In the second episode of Amazon’s I Love Dick, Chris (Kathryn Hahn) asks Devon, the woman fixing Chris’s fridge who is herself an aspiring artist, whether she’s ever heard of Maya Deren. When Devon says she hasn’t, Chris, frantically, says, “She’s supposed to be the most important female filmmaker, and, you know, to be—God’s honest truth—I think she’s boring as shit. It’s like impenetrable.”

Chris Kraus’s “novel,” I Love Dick, is considered a seminal book by a female artist. Undoubtedly, it’s an incisive exploration of female desire and female ambition. But it works better as a philosophical treatise or an essay than it does a novel. What hampers it as a form of entertainment is also what makes the book unique: its epistolary nature. That it’s written as a series of letters, broken up by the occasional bits of connective narrative tissue, allows Kraus to expound, stream-of-consciously, the difficulties of being a female artist, of being a woman with a voracious desire both for sex and for experience. The novel is essentially a 200-page essay. God’s honest truth? It’s impenetrable.

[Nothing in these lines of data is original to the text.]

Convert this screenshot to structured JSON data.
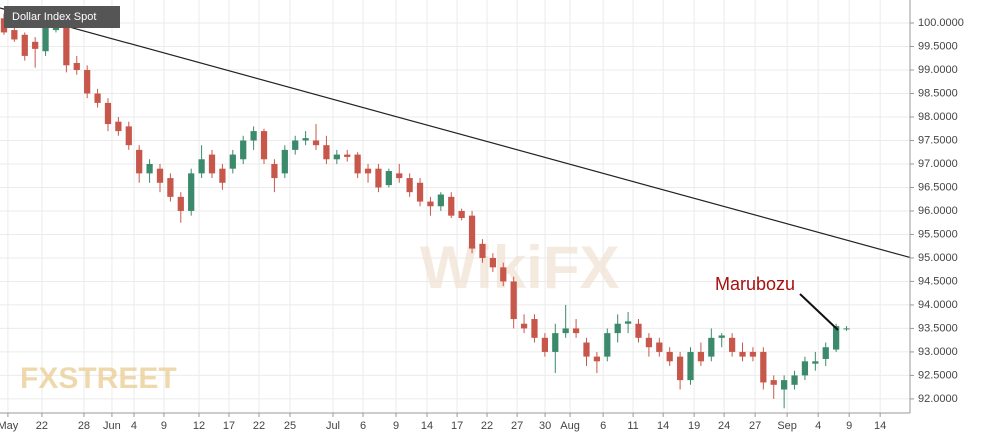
{
  "chart_data": {
    "type": "candlestick",
    "title": "Dollar Index Spot",
    "annotation": "Marubozu",
    "watermarks": [
      "FXSTREET",
      "WikiFX"
    ],
    "grid": true,
    "up_color": "#3b8a6c",
    "down_color": "#c8574b",
    "trend_color": "#222222",
    "annotation_color": "#a80f0f",
    "xlim": [
      -0.38,
      87.1
    ],
    "ylim": [
      91.7,
      100.49
    ],
    "xticks": [
      {
        "value": 0.38,
        "label": "May"
      },
      {
        "value": 3.65,
        "label": "22"
      },
      {
        "value": 7.69,
        "label": "28"
      },
      {
        "value": 10.38,
        "label": "Jun"
      },
      {
        "value": 12.5,
        "label": "4"
      },
      {
        "value": 15.38,
        "label": "9"
      },
      {
        "value": 18.75,
        "label": "12"
      },
      {
        "value": 21.63,
        "label": "17"
      },
      {
        "value": 24.52,
        "label": "22"
      },
      {
        "value": 27.5,
        "label": "25"
      },
      {
        "value": 31.63,
        "label": "Jul"
      },
      {
        "value": 34.52,
        "label": "6"
      },
      {
        "value": 37.69,
        "label": "9"
      },
      {
        "value": 40.67,
        "label": "14"
      },
      {
        "value": 43.56,
        "label": "17"
      },
      {
        "value": 46.44,
        "label": "22"
      },
      {
        "value": 49.33,
        "label": "27"
      },
      {
        "value": 52.02,
        "label": "30"
      },
      {
        "value": 54.42,
        "label": "Aug"
      },
      {
        "value": 57.6,
        "label": "6"
      },
      {
        "value": 60.48,
        "label": "11"
      },
      {
        "value": 63.37,
        "label": "14"
      },
      {
        "value": 66.35,
        "label": "19"
      },
      {
        "value": 69.23,
        "label": "24"
      },
      {
        "value": 72.21,
        "label": "27"
      },
      {
        "value": 75.29,
        "label": "Sep"
      },
      {
        "value": 78.27,
        "label": "4"
      },
      {
        "value": 81.25,
        "label": "9"
      },
      {
        "value": 84.23,
        "label": "14"
      }
    ],
    "yticks": [
      {
        "value": 92,
        "label": "92.0000"
      },
      {
        "value": 92.5,
        "label": "92.5000"
      },
      {
        "value": 93,
        "label": "93.0000"
      },
      {
        "value": 93.5,
        "label": "93.5000"
      },
      {
        "value": 94,
        "label": "94.0000"
      },
      {
        "value": 94.5,
        "label": "94.5000"
      },
      {
        "value": 95,
        "label": "95.0000"
      },
      {
        "value": 95.5,
        "label": "95.5000"
      },
      {
        "value": 96,
        "label": "96.0000"
      },
      {
        "value": 96.5,
        "label": "96.5000"
      },
      {
        "value": 97,
        "label": "97.0000"
      },
      {
        "value": 97.5,
        "label": "97.5000"
      },
      {
        "value": 98,
        "label": "98.0000"
      },
      {
        "value": 98.5,
        "label": "98.5000"
      },
      {
        "value": 99,
        "label": "99.0000"
      },
      {
        "value": 99.5,
        "label": "99.5000"
      },
      {
        "value": 100,
        "label": "100.0000"
      }
    ],
    "trendline": {
      "x": [
        -0.38,
        87.1
      ],
      "y": [
        100.32,
        95.01
      ]
    },
    "x": [
      0,
      1,
      2,
      3,
      4,
      5,
      6,
      7,
      8,
      9,
      10,
      11,
      12,
      13,
      14,
      15,
      16,
      17,
      18,
      19,
      20,
      21,
      22,
      23,
      24,
      25,
      26,
      27,
      28,
      29,
      30,
      31,
      32,
      33,
      34,
      35,
      36,
      37,
      38,
      39,
      40,
      41,
      42,
      43,
      44,
      45,
      46,
      47,
      48,
      49,
      50,
      51,
      52,
      53,
      54,
      55,
      56,
      57,
      58,
      59,
      60,
      61,
      62,
      63,
      64,
      65,
      66,
      67,
      68,
      69,
      70,
      71,
      72,
      73,
      74,
      75,
      76,
      77,
      78,
      79,
      80,
      81
    ],
    "open": [
      100.1,
      99.85,
      99.75,
      99.6,
      99.4,
      99.85,
      99.95,
      99.15,
      99.0,
      98.5,
      98.3,
      97.9,
      97.8,
      97.3,
      96.8,
      96.9,
      96.7,
      96.3,
      96.0,
      96.8,
      97.2,
      96.9,
      96.9,
      97.1,
      97.5,
      97.7,
      97.0,
      96.8,
      97.3,
      97.5,
      97.5,
      97.4,
      97.1,
      97.2,
      97.2,
      96.9,
      96.9,
      96.55,
      96.8,
      96.7,
      96.6,
      96.2,
      96.1,
      96.3,
      96.0,
      95.9,
      95.3,
      95.0,
      94.8,
      94.5,
      93.6,
      93.7,
      93.3,
      93.0,
      93.4,
      93.5,
      93.2,
      92.9,
      92.9,
      93.4,
      93.6,
      93.6,
      93.3,
      93.2,
      93.0,
      92.9,
      92.4,
      93.0,
      92.9,
      93.3,
      93.3,
      93.0,
      93.0,
      93.0,
      92.4,
      92.2,
      92.3,
      92.5,
      92.75,
      92.85,
      93.05,
      93.5
    ],
    "high": [
      100.2,
      99.95,
      99.8,
      99.7,
      100.0,
      100.05,
      100.0,
      99.3,
      99.1,
      98.6,
      98.4,
      98.0,
      97.9,
      97.4,
      97.1,
      97.0,
      96.8,
      96.4,
      96.9,
      97.4,
      97.3,
      97.0,
      97.3,
      97.6,
      97.8,
      97.75,
      97.1,
      97.4,
      97.6,
      97.7,
      97.85,
      97.6,
      97.3,
      97.3,
      97.25,
      97.0,
      97.0,
      96.9,
      97.0,
      96.8,
      96.7,
      96.3,
      96.4,
      96.4,
      96.05,
      96.0,
      95.4,
      95.1,
      94.9,
      94.6,
      93.8,
      93.8,
      93.4,
      93.6,
      94.0,
      93.7,
      93.3,
      93.0,
      93.5,
      93.8,
      93.85,
      93.7,
      93.4,
      93.3,
      93.1,
      93.0,
      93.1,
      93.2,
      93.5,
      93.4,
      93.4,
      93.2,
      93.1,
      93.1,
      92.5,
      92.5,
      92.6,
      92.9,
      93.0,
      93.2,
      93.6,
      93.55
    ],
    "low": [
      99.75,
      99.6,
      99.2,
      99.05,
      99.3,
      99.8,
      98.95,
      98.9,
      98.4,
      98.2,
      97.7,
      97.6,
      97.3,
      96.6,
      96.6,
      96.4,
      96.2,
      95.75,
      95.9,
      96.7,
      96.7,
      96.45,
      96.8,
      97.0,
      97.3,
      97.0,
      96.4,
      96.7,
      97.2,
      97.4,
      97.3,
      97.0,
      97.0,
      97.05,
      96.7,
      96.6,
      96.4,
      96.5,
      96.6,
      96.3,
      96.1,
      95.9,
      96.0,
      95.85,
      95.8,
      95.1,
      94.9,
      94.7,
      94.4,
      93.5,
      93.4,
      93.2,
      92.9,
      92.55,
      93.3,
      93.3,
      92.7,
      92.55,
      92.8,
      93.2,
      93.4,
      93.2,
      92.9,
      92.9,
      92.7,
      92.2,
      92.3,
      92.7,
      92.8,
      93.1,
      92.9,
      92.8,
      92.8,
      92.2,
      92.0,
      91.8,
      92.2,
      92.4,
      92.6,
      92.7,
      93.0,
      93.45
    ],
    "close": [
      99.8,
      99.65,
      99.3,
      99.45,
      99.9,
      99.9,
      99.1,
      99.0,
      98.5,
      98.3,
      97.85,
      97.7,
      97.4,
      96.8,
      97.0,
      96.6,
      96.3,
      96.0,
      96.8,
      97.1,
      96.8,
      96.6,
      97.2,
      97.5,
      97.7,
      97.1,
      96.7,
      97.3,
      97.5,
      97.55,
      97.4,
      97.1,
      97.2,
      97.15,
      96.8,
      96.8,
      96.5,
      96.85,
      96.7,
      96.4,
      96.2,
      96.1,
      96.35,
      95.9,
      95.85,
      95.2,
      95.0,
      94.8,
      94.5,
      93.7,
      93.5,
      93.3,
      93.0,
      93.4,
      93.5,
      93.4,
      92.9,
      92.8,
      93.4,
      93.6,
      93.65,
      93.3,
      93.1,
      93.0,
      92.8,
      92.4,
      93.0,
      92.8,
      93.3,
      93.35,
      93.0,
      92.9,
      92.9,
      92.35,
      92.3,
      92.4,
      92.5,
      92.8,
      92.8,
      93.1,
      93.55,
      93.5
    ]
  }
}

Amazon’s adaptation of the novel, helmed by Jill Soloway, externalizes the ideas present in the novel and is thus more successful, ultimately, in living up to the novel’s ambitions. This is certainly due in large part to Kathryn Hahn, whose frequent oscillation between mania and considered thoughtfulness animate Chris’s personality in a way the novel never quite could. But even on a scene level, the immediacy of television allows the audience to really see the effects Dick (Kevin Bacon) has on Chris and her husband Sylvere. The second episode of the show opens with a wild sex scene, one that mixes fantasy and reality, reveling and indulging in the characters’ ecstasy. Kraus’s novel is an intellectual tour-de-force of female desire; Soloway’s adaptation is a visceral one. While Kraus seeks to tell the story of her mind, Soloway seeks to tell the story of Chris’s body. In the book, Chris observes and tells; in the show, Chris does.

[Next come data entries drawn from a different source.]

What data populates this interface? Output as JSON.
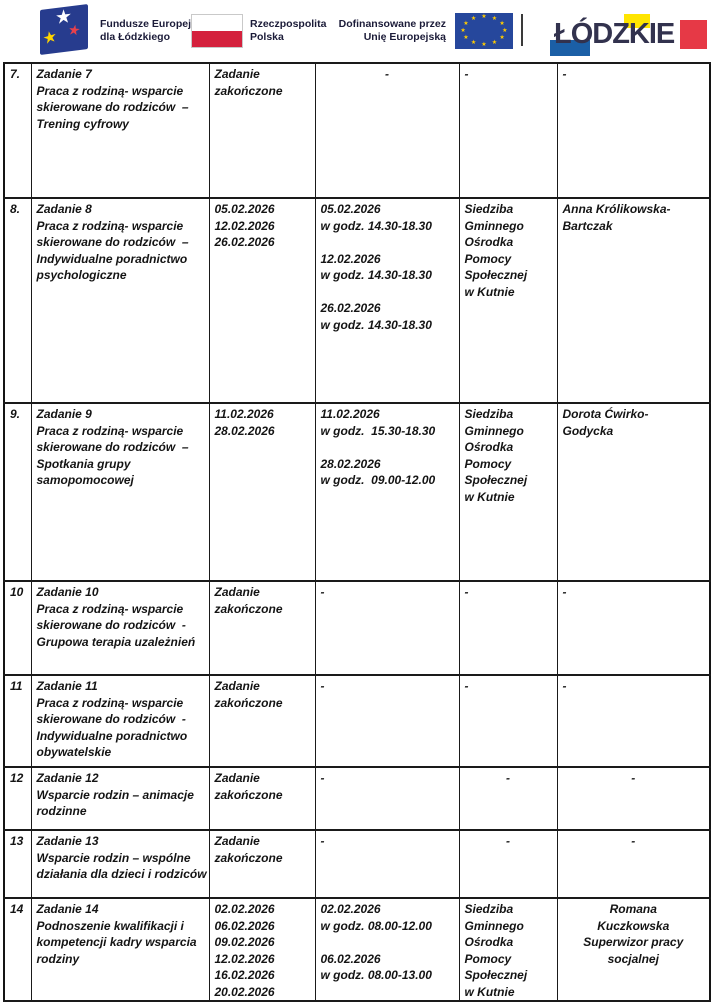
{
  "header": {
    "funds": {
      "line1": "Fundusze Europejskie",
      "line2": "dla Łódzkiego"
    },
    "poland": {
      "line1": "Rzeczpospolita",
      "line2": "Polska"
    },
    "eu": {
      "line1": "Dofinansowane przez",
      "line2": "Unię Europejską"
    },
    "lodzkie": "ŁÓDZKIE",
    "star_char": "★"
  },
  "colors": {
    "funds_flag_navy": "#273c8e",
    "funds_star_red": "#e8414b",
    "funds_star_yellow": "#ffd500",
    "poland_red": "#d4213d",
    "eu_flag_blue": "#26479c",
    "eu_star_yellow": "#ffcc00",
    "lodzkie_blue": "#1b5fa6",
    "lodzkie_yellow": "#ffe500",
    "lodzkie_red": "#e63946",
    "table_border": "#1a1a1a",
    "text": "#141414"
  },
  "table": {
    "rows": [
      {
        "num": "7.",
        "task": [
          "Zadanie 7",
          "Praca z rodziną- wsparcie",
          "skierowane do rodziców  –",
          "Trening cyfrowy"
        ],
        "dates": [
          "Zadanie",
          "zakończone"
        ],
        "times": [
          "-"
        ],
        "place": [
          "-"
        ],
        "person": [
          "-"
        ],
        "align": {
          "times": "center",
          "place": "left",
          "person": "left"
        }
      },
      {
        "num": "8.",
        "task": [
          "Zadanie 8",
          "Praca z rodziną- wsparcie",
          "skierowane do rodziców  –",
          "Indywidualne poradnictwo",
          "psychologiczne"
        ],
        "dates": [
          "05.02.2026",
          "12.02.2026",
          "26.02.2026"
        ],
        "times": [
          "05.02.2026",
          "w godz. 14.30-18.30",
          "",
          "12.02.2026",
          "w godz. 14.30-18.30",
          "",
          "26.02.2026",
          "w godz. 14.30-18.30"
        ],
        "place": [
          "Siedziba",
          "Gminnego",
          "Ośrodka",
          "Pomocy",
          "Społecznej",
          "w Kutnie"
        ],
        "person": [
          "Anna Królikowska-",
          "Bartczak"
        ],
        "align": {
          "times": "left",
          "place": "left",
          "person": "left"
        }
      },
      {
        "num": "9.",
        "task": [
          "Zadanie 9",
          "Praca z rodziną- wsparcie",
          "skierowane do rodziców  –",
          "Spotkania grupy",
          "samopomocowej"
        ],
        "dates": [
          "11.02.2026",
          "28.02.2026"
        ],
        "times": [
          "11.02.2026",
          "w godz.  15.30-18.30",
          "",
          "28.02.2026",
          "w godz.  09.00-12.00"
        ],
        "place": [
          "Siedziba",
          "Gminnego",
          "Ośrodka",
          "Pomocy",
          "Społecznej",
          "w Kutnie"
        ],
        "person": [
          "Dorota Ćwirko-",
          "Godycka"
        ],
        "align": {
          "times": "left",
          "place": "left",
          "person": "left"
        }
      },
      {
        "num": "10",
        "task": [
          "Zadanie 10",
          "Praca z rodziną- wsparcie",
          "skierowane do rodziców  -",
          "Grupowa terapia uzależnień"
        ],
        "dates": [
          "Zadanie",
          "zakończone"
        ],
        "times": [
          "-"
        ],
        "place": [
          "-"
        ],
        "person": [
          "-"
        ],
        "align": {
          "times": "left",
          "place": "left",
          "person": "left"
        }
      },
      {
        "num": "11",
        "task": [
          "Zadanie 11",
          "Praca z rodziną- wsparcie",
          "skierowane do rodziców  -",
          "Indywidualne poradnictwo",
          "obywatelskie"
        ],
        "dates": [
          "Zadanie",
          "zakończone"
        ],
        "times": [
          "-"
        ],
        "place": [
          "-"
        ],
        "person": [
          "-"
        ],
        "align": {
          "times": "left",
          "place": "left",
          "person": "left"
        }
      },
      {
        "num": "12",
        "task": [
          "Zadanie 12",
          "Wsparcie rodzin – animacje",
          "rodzinne"
        ],
        "dates": [
          "Zadanie",
          "zakończone"
        ],
        "times": [
          "-"
        ],
        "place": [
          "-"
        ],
        "person": [
          "-"
        ],
        "align": {
          "times": "left",
          "place": "center",
          "person": "center"
        }
      },
      {
        "num": "13",
        "task": [
          "Zadanie 13",
          "Wsparcie rodzin – wspólne",
          "działania dla dzieci i rodziców"
        ],
        "dates": [
          "Zadanie",
          "zakończone"
        ],
        "times": [
          "-"
        ],
        "place": [
          "-"
        ],
        "person": [
          "-"
        ],
        "align": {
          "times": "left",
          "place": "center",
          "person": "center"
        }
      },
      {
        "num": "14",
        "task": [
          "Zadanie 14",
          "Podnoszenie kwalifikacji i",
          "kompetencji kadry wsparcia",
          "rodziny"
        ],
        "dates": [
          "02.02.2026",
          "06.02.2026",
          "09.02.2026",
          "12.02.2026",
          "16.02.2026",
          "20.02.2026"
        ],
        "times": [
          "02.02.2026",
          "w godz. 08.00-12.00",
          "",
          "06.02.2026",
          "w godz. 08.00-13.00"
        ],
        "place": [
          "Siedziba",
          "Gminnego",
          "Ośrodka",
          "Pomocy",
          "Społecznej",
          "w Kutnie"
        ],
        "person": [
          "Romana",
          "Kuczkowska",
          "Superwizor pracy",
          "socjalnej"
        ],
        "align": {
          "times": "left",
          "place": "left",
          "person": "center"
        }
      }
    ]
  }
}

Also in the aforementioned conversation with Devon, Chris admits that she prefers Spielberg and Scorsese to Deren. There’s something to be said for story-driven work, works that take big ideas and allow them to breathe in the context of narratives. This is also why, contrary to popular belief, Hulu’s adaptation of The Handmaid’s Tale succeeds over its source material. In Atwood’s novel, Offred mostly observes. She is a witness, a fly on the wall. Of course this maybe one of its points: that women are confined to watching their lives, discouraged from being active participants in those lives. And some of the best scenes in Hulu’s adaptation involve Offred (Elizabeth Moss) receiving information about her new nightmarish world. Yet, because of the conventions of a story-driven medium like television, Moss’s Offred must not only receive but must also transmit.

Because these books have become television series, their narratives have grown to include more characters—not just more bodies, but more personalities. Both novels feel to some degree myopic; they include only one woman’s view of the world. The television series I Love Dick devotes an entire episode to the desires of other women. It’s no coincidence that both stories have been expanded to include queer women. In stories about female desire, thwarted or otherwise, the presence of queer women is essential—not just as concepts but as flesh-and-blood characters.

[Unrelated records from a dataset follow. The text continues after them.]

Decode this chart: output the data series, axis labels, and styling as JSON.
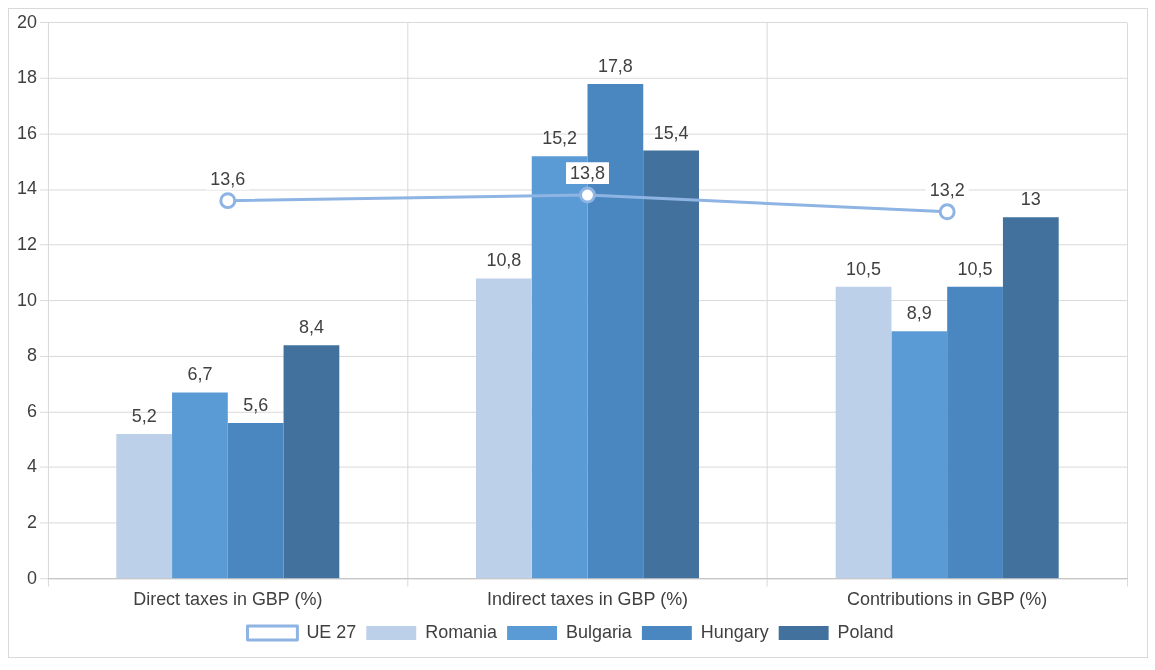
{
  "chart_data": {
    "type": "bar",
    "categories": [
      "Direct taxes in GBP (%)",
      "Indirect taxes in GBP (%)",
      "Contributions in GBP (%)"
    ],
    "series": [
      {
        "name": "Romania",
        "color": "#bdd0e9",
        "values": [
          5.2,
          10.8,
          10.5
        ],
        "value_labels": [
          "5,2",
          "10,8",
          "10,5"
        ]
      },
      {
        "name": "Bulgaria",
        "color": "#5b9bd5",
        "values": [
          6.7,
          15.2,
          8.9
        ],
        "value_labels": [
          "6,7",
          "15,2",
          "8,9"
        ]
      },
      {
        "name": "Hungary",
        "color": "#4a86bf",
        "values": [
          5.6,
          17.8,
          10.5
        ],
        "value_labels": [
          "5,6",
          "17,8",
          "10,5"
        ]
      },
      {
        "name": "Poland",
        "color": "#41719c",
        "values": [
          8.4,
          15.4,
          13
        ],
        "value_labels": [
          "8,4",
          "15,4",
          "13"
        ]
      },
      {
        "name": "UE 27",
        "type": "line",
        "color": "#8eb4e3",
        "marker": "circle",
        "values": [
          13.6,
          13.8,
          13.2
        ],
        "value_labels": [
          "13,6",
          "13,8",
          "13,2"
        ]
      }
    ],
    "ylim": [
      0,
      20
    ],
    "yticks": [
      0,
      2,
      4,
      6,
      8,
      10,
      12,
      14,
      16,
      18,
      20
    ],
    "grid": true,
    "legend": "bottom"
  }
}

Atwood’s novel feels like an idea in much the same way Kraus’s novel feels like an idea. And to be clear, they are both astounding ideas. Kraus’s book is so indelible because it dares to show women’s creative and sexual ambitions in both flattering and unflattering light. Atwood’s conception of America as a world built by and for female oppression is particularly astute given what the political landscape in 2017 looks like. No doubt, I Love Dick and The Handmaid’s Tale are books anchored by incredible ideas. But the television adaptations of I Love Dick and The Handmaid’s Tale are anchored by incredible stories.